How do I do that? I was thinking as I dropped by the shoe-repair shop at lunch to get my shoes shined. I’d have to pray about this one.
Unwittingly, I had stepped into the middle of an argument. A young woman, near tears, was saying to the owner, “I can’t give you cash. I only have a twenty-dollar bill. I have to give you a check.”
“We don’t accept checks,” the proprietor said, pointing to a bold-lettered sign next to the cash register that said: CASH ONLY.
I hesitated. Maybe I’d just back out of the door.
“I have to have these boots this weekend!” she said. “I’ll give you twenty dollars and pay the rest with a check.”
“I’m sorry,” he said, insistent. “We don’t accept checks.”
“How much is the rest?” I asked.
She turned to me, pawing through her purse. “Another twenty dollars,” she said. “I don’t have the money.”
OK, God, this doesn’t seem like a masterpiece. Just a quick sketch. “I’ll give you the twenty dollars,” I said, “and you can write me a check.”
“Would you really?” she asked.
“Sure.” She looked about the age of one of my sons, just starting out, struggling to make ends meet. “Make it out to Rick Hamlin.”
She wrote the check, handed it to me. I gave her my twenty and she walked out of the store with her boots. I sat in the chair and the guy began shining my shoes. Closing my eyes, I wondered, God, isn’t there something more I can do?

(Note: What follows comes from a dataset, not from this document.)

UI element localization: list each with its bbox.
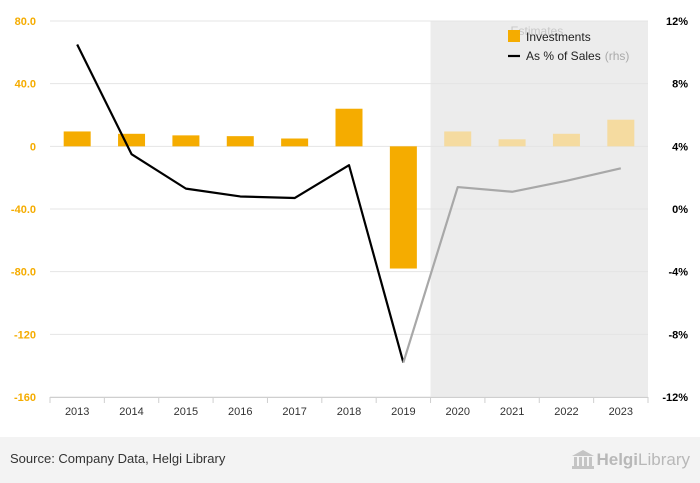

I only figured it out when I was back at the office. I took her check out of my pocket, saw her address printed there. I wrote her a note, wishing her the best, praying that those boots served her well. I returned her check to her, sealed the envelope, put on a stamp and dropped it in the mail.
“You can’t live a perfect day until you do something for someone who will never be able to repay you,” John Wooden also said.
Now there’s a recipe for masterpiece-making every day.